For many in the group, the week’s most significant takeaway was a more disciplined understanding of olive oil quality. Through guided tastings and formal instruction, participants learned how to identify positive sensory attributes, recognize defects and connect production decisions to the characteristics of the oils they evaluated.

That practical emphasis resonated with attendees already working in the sector. Rainer Nagel, who divides his time between Munich and Greece, said he plans to apply what he learned to the production and marketing of high-quality organic Koroneiki and Manaki oils in the PDO Kranidi area. “Our goal is to produce and market the best possible quality,” he said, adding that he also hopes to encourage nearby small producers to pursue higher standards and better prices.
Nagel described the London session as “a tremendously positive experience,” crediting “competent as sympathetic experts” and “a group of energetic participants with hugely diverse backgrounds and high ambitions in the space.”
Others arrived with a retail focus. Katie Dobie, who operates an olive oil shop and tasting room in British Columbia, said the course gave her the tools to become a more effective olive oil educator and to guide customers “through the journey of the olive,” from grove management and propagation methods to the final oil in the bottle.
Dobie said the program also strengthened her confidence “to tell the story of olive oil” and to highlight “the heritage and hard work behind every drop,” along with the nutritional value and culinary uses of high-quality extra virgin olive oil.

In California, Mike Seder took the course to support an olive farm in Santa Ynez and improve product quality. He said the training would help him create “an olive oil education platform and tasting environment,” giving consumers a deeper understanding of the product.
Maria Blackburn, based in the United Kingdom, said the hands-on format stood out.

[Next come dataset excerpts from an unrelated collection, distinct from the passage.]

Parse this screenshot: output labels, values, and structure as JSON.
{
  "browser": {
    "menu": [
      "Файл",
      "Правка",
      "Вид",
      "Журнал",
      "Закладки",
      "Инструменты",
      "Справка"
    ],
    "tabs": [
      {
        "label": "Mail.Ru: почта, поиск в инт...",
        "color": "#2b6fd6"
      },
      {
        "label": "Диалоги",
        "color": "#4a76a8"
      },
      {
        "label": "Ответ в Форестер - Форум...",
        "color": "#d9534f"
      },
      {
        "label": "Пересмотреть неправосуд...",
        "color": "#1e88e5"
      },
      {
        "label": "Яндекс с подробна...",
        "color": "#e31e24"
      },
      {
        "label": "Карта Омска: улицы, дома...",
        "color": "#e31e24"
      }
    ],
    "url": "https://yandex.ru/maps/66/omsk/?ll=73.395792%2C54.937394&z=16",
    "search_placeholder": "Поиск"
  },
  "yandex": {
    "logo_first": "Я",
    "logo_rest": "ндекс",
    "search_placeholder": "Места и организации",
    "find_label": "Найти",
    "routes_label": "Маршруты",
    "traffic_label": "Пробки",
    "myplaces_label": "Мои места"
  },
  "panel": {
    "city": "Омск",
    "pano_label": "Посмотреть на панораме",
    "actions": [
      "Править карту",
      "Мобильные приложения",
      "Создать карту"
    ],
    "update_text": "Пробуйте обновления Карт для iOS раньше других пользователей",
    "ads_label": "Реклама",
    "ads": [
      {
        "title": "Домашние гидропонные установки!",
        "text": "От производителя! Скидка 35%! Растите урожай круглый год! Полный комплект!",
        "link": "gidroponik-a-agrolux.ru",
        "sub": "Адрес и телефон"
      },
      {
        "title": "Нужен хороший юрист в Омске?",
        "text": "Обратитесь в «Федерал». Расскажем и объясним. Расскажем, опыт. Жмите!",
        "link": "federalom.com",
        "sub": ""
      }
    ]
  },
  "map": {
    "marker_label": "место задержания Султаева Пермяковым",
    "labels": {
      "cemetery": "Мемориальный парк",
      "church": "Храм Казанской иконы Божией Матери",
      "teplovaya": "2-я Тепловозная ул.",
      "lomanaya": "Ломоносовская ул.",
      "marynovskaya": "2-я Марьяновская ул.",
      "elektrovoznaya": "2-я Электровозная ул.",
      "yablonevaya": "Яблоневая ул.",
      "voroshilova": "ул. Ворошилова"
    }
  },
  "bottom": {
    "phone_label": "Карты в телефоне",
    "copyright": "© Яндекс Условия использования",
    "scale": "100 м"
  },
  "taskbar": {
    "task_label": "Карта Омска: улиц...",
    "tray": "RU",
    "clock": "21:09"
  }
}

She described the program as “well-structured and engaging,” adding that the tasting sessions and expert instruction “strengthened my confidence and improved my understanding of olive oil quality and sensory analysis.” She said she plans to apply what she learned by educating customers and developing tasting experiences.

The course also attracted culinary professionals seeking greater rigor around an ingredient they use every day. Mansour BouKaram, a chef whose brand focuses on Mediterranean food, said he enrolled because olive oil is “the ingredient I use most in almost everything I cook,” and he wanted a deeper understanding of its role in flavor, balance and identity.
Taken together, the participants’ responses suggest that interest in olive oil education continues to broaden. Formal training is attracting not only producers and specialized buyers but also retailers, chefs, entrepreneurs, and communicators looking to bridge the gap between technical knowledge and everyday use.
That shift is significant because extra virgin olive oil remains widely consumed but often insufficiently understood. Many consumers know what they like, but fewer understand how cultivar, harvest timing, milling practices, storage and freshness shape what ends up in the bottle.
The Olive Oil Times Education Lab faculty brings together a multidisciplinary group of internationally recognized experts in olive oil education, sensory analysis, production, health and culinary application. The team includes Curtis Cord, founder of Olive Oil Times and executive director of the Education Lab; Carola Dümmer Medina, an NYIOOC panel leader and journalist; Pablo Voitzuk, a master miller and consultant; Simon Poole, a physician and author known for his work on the Mediterranean diet; Antonio Jesús Puentes Campos, an agricultural engineer and sensory analysis expert; and Daniel García Peinado, a chef and olive oil ambassador. Together, they offer participants a broad and practical perspective that connects olive growing and milling with tasting, nutrition, communication and professional use.

That breadth of expertise is a defining strength of the program. Rather than approaching olive oil from a single angle, the instructors reflect the full scope of the sector, from orchard management and production methods to sensory evaluation, public education and culinary excellence. The result is a learning environment shaped by professionals with deep field experience and international credibility, giving participants direct access to the knowledge and standards that define high-quality olive oil today.
Over the course of the week, participants worked through the technical and sensory framework needed to assess oils more precisely, while also exploring food pairing, nutrition and the role of education in expanding appreciation for quality.
By the end of the session, what began for many as personal curiosity had evolved into a clearer professional direction. The newly certified sommeliers will take that training back to groves and mills, shops and tasting rooms, kitchens and consumer outreach initiatives in markets stretching from California and Canada to Greece and the United Kingdom.
The March session marked another step in that effort, with 28 new sommeliers leaving London prepared to apply a shared vocabulary and a common foundation to businesses and projects across the olive oil sector.
The next session of the Olive Oil Times Sommelier Program will be held in New York from June 8 through 12.